Peru–Philippines relations

Diplomatic mission
- Embassy of Peru, Bangkok, concurrent to the Philippines: Embassy of the Philippines, Santiago, concurrent to Peru

= Peru–Philippines relations =

Peru–Philippines relations refers to the bilateral relations between the Republic of Peru and the Republic of the Philippines. Both countries are predominantly Roman Catholic and were ruled by the Spanish Empire for centuries. Neither country has a resident ambassador; the Philippines has a non-resident ambassador in Chile, and Peru has a non-resident ambassador in Thailand. Peru plans to reopen an embassy in Manila. Both countries are members of the Non-Aligned Movement, World Trade Organization, Asia-Pacific Economic Cooperation, and the United Nations.

==History==
===Early history===
During the colonial period, there was significant trade between the two colonies. But there were frequent shifts and reversals of the trade volumes. Following the Spanish conquest of the Philippines in 1560, the islands became a focal point of trans-Pacific trade between Peru and China. Large quantities of silver were exported from Peru, whilst luxury goods such as silk were imported from China via the Philippines. However, in 1581 the Spanish crown awarded monopoly to the port of Acapulco for the trade over the Pacific. However, the traders of Peru continued to trade with the Philippines, in violation of the Royal Decree. Gonzalo Ronquillo de Peñalosa, the governor-general of the Philippines, sent galleons to Peru in 1581 and 1582 carrying the message that trade with Manila was illegal. Though illegal, the trade continued in secret. Benefiting from cheaper Asian goods; a commercial alliance between Mexico, Manila and Lima was formed against Madrid which imposed more expensive imports from the Spanish capital due to their forced monopoly. The smuggling of Chinese goods to Peru involved both Peruvian merchants and politicians.
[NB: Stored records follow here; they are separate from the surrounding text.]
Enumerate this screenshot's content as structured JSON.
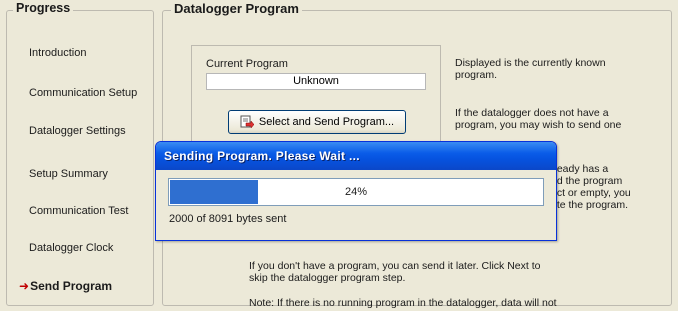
{
  "progress_panel": {
    "title": "Progress",
    "steps": [
      {
        "label": "Introduction"
      },
      {
        "label": "Communication Setup"
      },
      {
        "label": "Datalogger Settings"
      },
      {
        "label": "Setup Summary"
      },
      {
        "label": "Communication Test"
      },
      {
        "label": "Datalogger Clock"
      },
      {
        "label": "Send Program",
        "current": true
      }
    ]
  },
  "main": {
    "title": "Datalogger Program",
    "current_program_label": "Current Program",
    "current_program_value": "Unknown",
    "select_button_label": "Select and Send Program...",
    "select_button_icon": "send-program-icon",
    "desc1": [
      "Displayed is the currently known",
      "program."
    ],
    "desc2": [
      "If the datalogger does not have a",
      "program, you may wish to send one"
    ],
    "desc3": [
      "lready has a",
      "nd the program",
      "ect or empty, you",
      "ate the program."
    ],
    "info_lines": [
      "If you don't have a program, you can send it later.  Click Next to",
      "skip the datalogger program step."
    ],
    "note_line": "Note: If there is no running program in the datalogger, data will not"
  },
  "dialog": {
    "title": "Sending Program.  Please Wait ...",
    "progress_percent": 24,
    "progress_text": "24%",
    "bytes_text": "2000 of 8091 bytes sent",
    "fill_color": "#2f6fd0"
  }
}
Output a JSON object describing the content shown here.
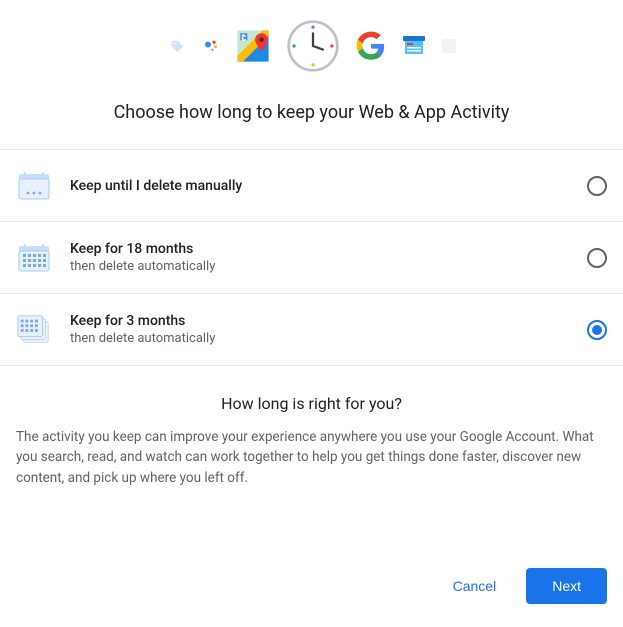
{
  "header": {
    "title": "Choose how long to keep your Web & App Activity"
  },
  "options": [
    {
      "label": "Keep until I delete manually",
      "sub": "",
      "selected": false
    },
    {
      "label": "Keep for 18 months",
      "sub": "then delete automatically",
      "selected": false
    },
    {
      "label": "Keep for 3 months",
      "sub": "then delete automatically",
      "selected": true
    }
  ],
  "info": {
    "title": "How long is right for you?",
    "body": "The activity you keep can improve your experience anywhere you use your Google Account. What you search, read, and watch can work together to help you get things done faster, discover new content, and pick up where you left off."
  },
  "footer": {
    "cancel_label": "Cancel",
    "next_label": "Next"
  }
}
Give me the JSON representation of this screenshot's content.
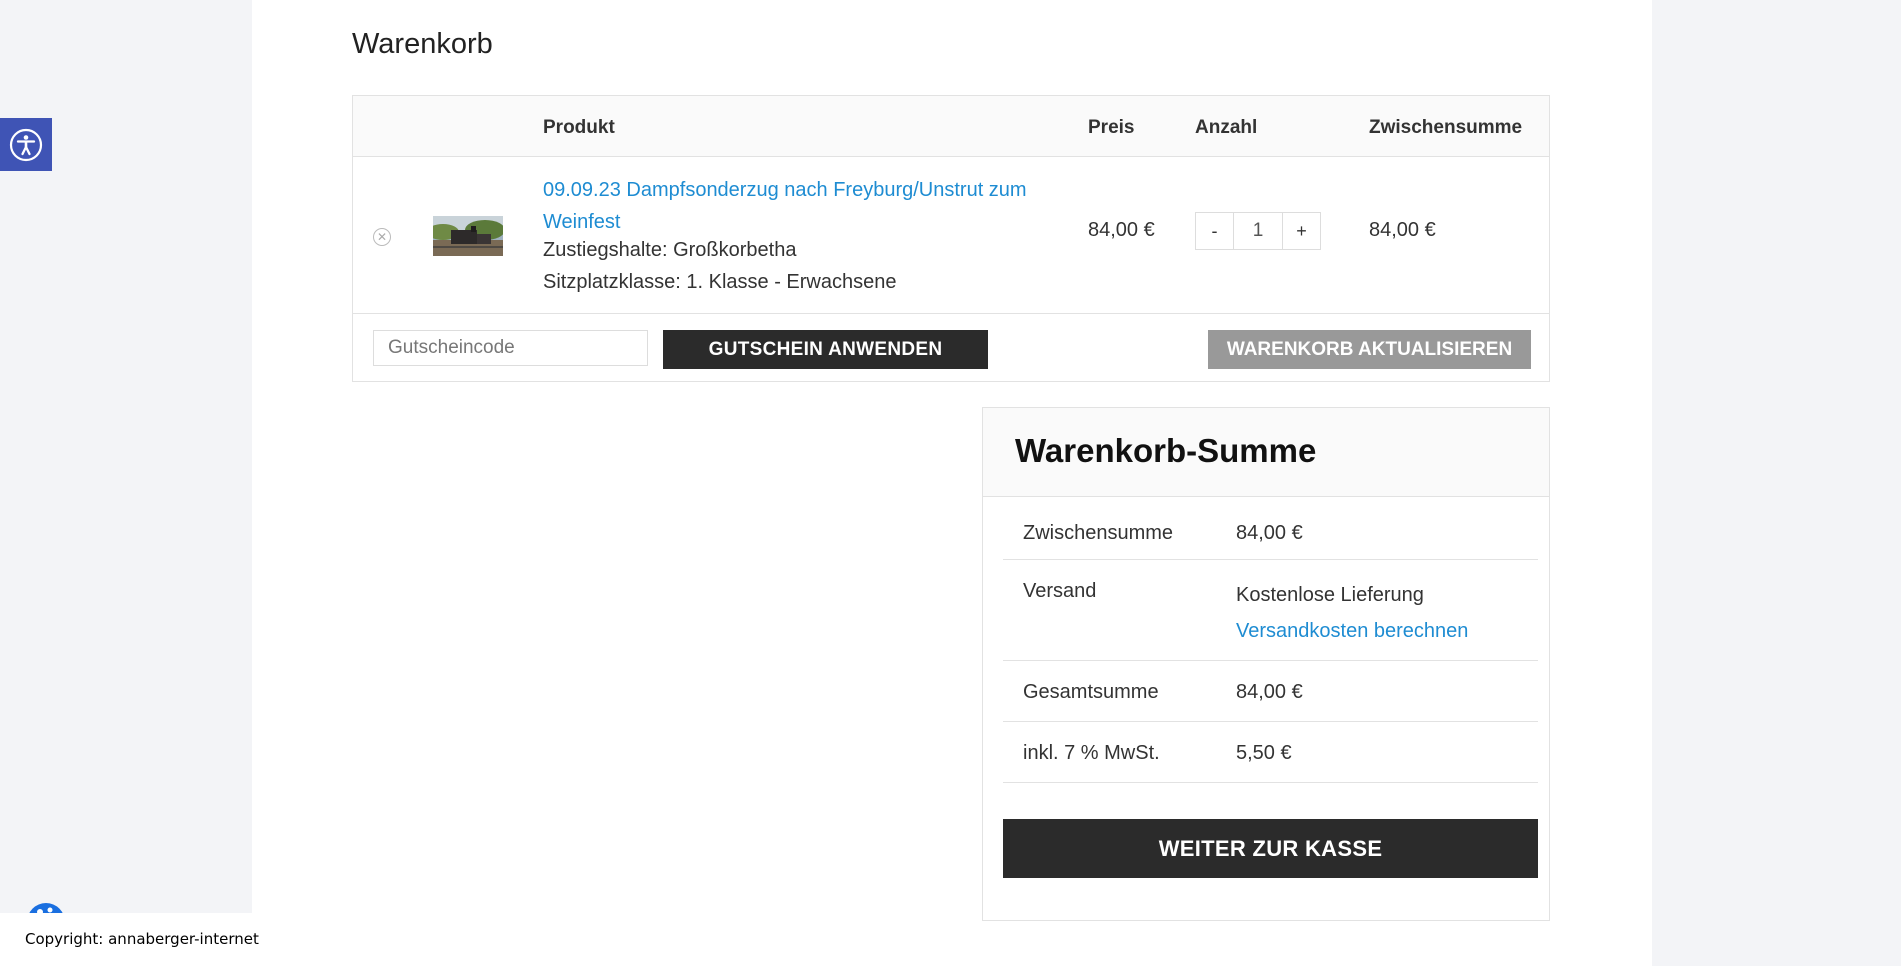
{
  "page": {
    "title": "Warenkorb"
  },
  "cart": {
    "headers": {
      "product": "Produkt",
      "price": "Preis",
      "quantity": "Anzahl",
      "subtotal": "Zwischensumme"
    },
    "items": [
      {
        "remove_icon": "close-circle-icon",
        "thumbnail": "steam-train-photo",
        "name": "09.09.23 Dampfsonderzug nach Freyburg/Unstrut zum Weinfest",
        "meta_1": "Zustiegshalte: Großkorbetha",
        "meta_2": "Sitzplatzklasse: 1. Klasse - Erwachsene",
        "price": "84,00 €",
        "qty_minus": "-",
        "qty_value": "1",
        "qty_plus": "+",
        "subtotal": "84,00 €"
      }
    ],
    "coupon_placeholder": "Gutscheincode",
    "apply_coupon_label": "GUTSCHEIN ANWENDEN",
    "update_cart_label": "WARENKORB AKTUALISIEREN"
  },
  "totals": {
    "title": "Warenkorb-Summe",
    "subtotal_label": "Zwischensumme",
    "subtotal_value": "84,00 €",
    "shipping_label": "Versand",
    "shipping_value": "Kostenlose Lieferung",
    "shipping_link": "Versandkosten berechnen",
    "total_label": "Gesamtsumme",
    "total_value": "84,00 €",
    "tax_label": "inkl. 7 % MwSt.",
    "tax_value": "5,50 €",
    "checkout_label": "WEITER ZUR KASSE"
  },
  "widgets": {
    "accessibility_icon": "accessibility-icon",
    "copyright": "Copyright: annaberger-internet"
  },
  "colors": {
    "link": "#1e8cd2",
    "button_dark": "#2b2b2b",
    "button_grey": "#999999",
    "a11y": "#3f54b5"
  }
}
As of the early 17th century, there were significant imports of Chinese goods to the cities of Lima and Potosí. The peak year was 1602, when the imports from Asia was estimated at a value of 5 million pesos. Meanwhile, Peru sent colonists and soldiers to the Philippines. In 1635 the former governor of Panama, Don Sebastián Hurtado de Corcuera, brought a large number of Peruvian soldiers and colonists to settle the Fortress-City of Zamboanga in the Philippines. In 1793, the Philippines Company was given permission to resume exports to Peru.

===19th century===
After the Latin American wars of independence, Peruvians were among the Latin-Americans which supported the self-proclaimed Emperor of the Philippines, Andres Novales, in his failed revolt against Spain.

===20th century===
Peru recognised the Philippines as an independent state in 1946. Before an embassy was opened in Peru, Philippine interests in the country were represented by the U.S. embassy.

===21st century===
In 2003, Peru closed its embassy in Manila. In 2006, an honorary consulate was opened in a two-store house in Miraflores District, Lima. This building and an adjacent house were demolished to make way for a new building to represent the mission, which was opened in 2010.

In 2008, Philippine President Gloria Macapagal Arroyo and Peruvian President Alan García held bilateral talks and shared commonalities talking about the kinship between their two countries. Following on the meeting of the two Presidents, it was announced in 2008 that the re-introduction of the Spanish language in Philippine schools in 2009 would be a very timely move as the Philippines and Peru had agreed to expand their diplomatic, bilateral and trade relations. In 2009, a Philippines Department of Education order titled a Mother Tongue-Based Multilingual Education (MLE) detailed a planned educational methodology which did not involve the Spanish language.

In 2023, Peruvian President Dina Boluarte announced that her country will reopen an embassy in Manila.

==High-level visits==
High-level visits from the Philippines to Peru
- President Gloria Macapagal Arroyo (2008)

High-level visits from Peru to the Philippines
- President Ollanta Humala (2015)

== Diplomatic missions ==
- Peru is accredited to the Philippines from its embassy in Bangkok, Thailand.
- The Philippines is accredited to Peru from its embassy in Santiago, Chile.